Hatibzade, başkent Tahran’daki Dışişleri Bakanlığı binasında düzenlenen haftalık basın toplantısında gazetecilerin gündeme ilişkin sorularını yanıtladı.
Ankara ile Tahran arasındaki ilişkilerin siyasi, sosyal, ekonomik ve güvenlik alanında gelişme kaydettiğini belirten Hatibzade, şu ifadeleri kullandı:
“Türkiye ile İran arasındaki iş birliği kapasitesi gerçekleşenden fazla. Son yıllarda yakın ilişki içinde olduk ve uygulamaya geçecek birçok proje var. Yakın bir gelecekte Türkiye ile üst düzey diplomatik ziyaretler olacak.”
Son 30 yılda Azerbaycan’ın işgal edilmesine karşı durduklarını ve Azerbaycan’ın toprak bütünlüğü ile egemenliğini savunduklarını yineleyen İranlı Sözcü, “İşgalden kurtarılan bölgeler nedeniyle Azerbaycan yönetimi ve halkını tebrik ettik ve bunun yıl dönümünü de memnuniyetle karşılıyoruz.” dedi.
Tahran ve Bakü’nün ilişkileri geliştirmekten yana olduğunu ve dışişleri bakanlarının düzenli olarak görüştüğünü aktaran Hatibzade, “İlişkilerin gelişmesini ve basın üzerinden gerçekleşen yanlış anlaşılmaların tekrarlanmamasını temenni ediyorum.” diye konuştu.
“ABD nükleer anlaşmaya dönüş için tüm yaptırımları kaldırmalıdır”
ABD yönetiminin nükleer anlaşmayla ilgili attığı adımların kendi iddialarıyla çeliştiğini savunan Hatibzade, “ABD nükleer anlaşmaya dönüş için yanlış yaptığını kabul etmelidir, tüm yaptırımları kaldırmalıdır. Bunun yanında bir daha hiçbir ABD yönetiminin mevcut şartları tekrar etmeyeceğinin garantisini vermelidir.” değerlendirmesinde bulundu.

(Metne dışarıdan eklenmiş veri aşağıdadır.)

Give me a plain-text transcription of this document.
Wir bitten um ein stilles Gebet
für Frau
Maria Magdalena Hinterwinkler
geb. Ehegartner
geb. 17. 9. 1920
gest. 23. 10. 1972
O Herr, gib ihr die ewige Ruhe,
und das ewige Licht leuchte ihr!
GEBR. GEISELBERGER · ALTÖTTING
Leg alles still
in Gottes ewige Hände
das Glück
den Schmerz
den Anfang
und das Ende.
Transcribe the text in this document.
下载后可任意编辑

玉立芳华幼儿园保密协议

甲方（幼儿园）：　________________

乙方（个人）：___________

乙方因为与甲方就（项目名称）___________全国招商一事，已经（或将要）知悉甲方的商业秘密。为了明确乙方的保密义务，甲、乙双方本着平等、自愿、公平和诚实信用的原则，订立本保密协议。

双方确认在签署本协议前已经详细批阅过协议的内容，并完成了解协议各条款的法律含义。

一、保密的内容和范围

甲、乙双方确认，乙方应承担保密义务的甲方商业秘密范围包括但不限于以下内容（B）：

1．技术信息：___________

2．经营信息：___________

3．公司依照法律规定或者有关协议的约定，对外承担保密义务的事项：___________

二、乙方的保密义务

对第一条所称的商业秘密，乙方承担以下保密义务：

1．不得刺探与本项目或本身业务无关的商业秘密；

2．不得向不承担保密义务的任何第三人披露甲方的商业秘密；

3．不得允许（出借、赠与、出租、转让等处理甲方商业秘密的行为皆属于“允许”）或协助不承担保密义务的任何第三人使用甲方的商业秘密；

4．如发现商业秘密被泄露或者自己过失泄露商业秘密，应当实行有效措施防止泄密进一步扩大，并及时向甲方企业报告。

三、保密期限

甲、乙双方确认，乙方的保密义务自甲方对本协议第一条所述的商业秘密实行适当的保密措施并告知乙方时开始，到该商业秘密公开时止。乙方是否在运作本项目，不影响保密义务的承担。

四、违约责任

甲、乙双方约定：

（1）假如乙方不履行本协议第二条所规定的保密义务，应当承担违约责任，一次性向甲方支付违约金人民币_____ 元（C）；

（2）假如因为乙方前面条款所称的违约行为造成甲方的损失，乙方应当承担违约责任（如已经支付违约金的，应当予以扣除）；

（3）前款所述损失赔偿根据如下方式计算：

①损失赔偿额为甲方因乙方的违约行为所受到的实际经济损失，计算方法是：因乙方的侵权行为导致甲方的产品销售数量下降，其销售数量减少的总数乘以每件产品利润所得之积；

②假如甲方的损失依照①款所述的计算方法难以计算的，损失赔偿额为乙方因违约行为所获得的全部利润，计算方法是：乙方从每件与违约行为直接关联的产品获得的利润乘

ABD’nin nükleer anlaşmanın bir tarafı olmadığını ve bu nedenle Viyana’daki toplantıya katılamayacağını dile getiren İranlı Sözcü, Dışişleri Bakan Yardımcısı Ali Bakıri’nin başmüzakereci olacağını ve heyetin de onun yönlendirmesiyle oluşturulacağını söyledi.
Hatibzade, Afganistan’da Taliban hükümetine karşı çıkan muhalif grup liderlerinden Ahmed Mesud’un İran’ı ziyaret ettiğini ve bunun Afganistan’daki muhtelif grupların ve birimlerin bilgisiyle gerçekleştiğini söyledi.
Sözcü Hatibzade ayrıca Suudi Arabistan ile müzakerelerin de devam ettiğini ve ilerlemenin Riyad’ın tavrına bağlı olduğunu savundu.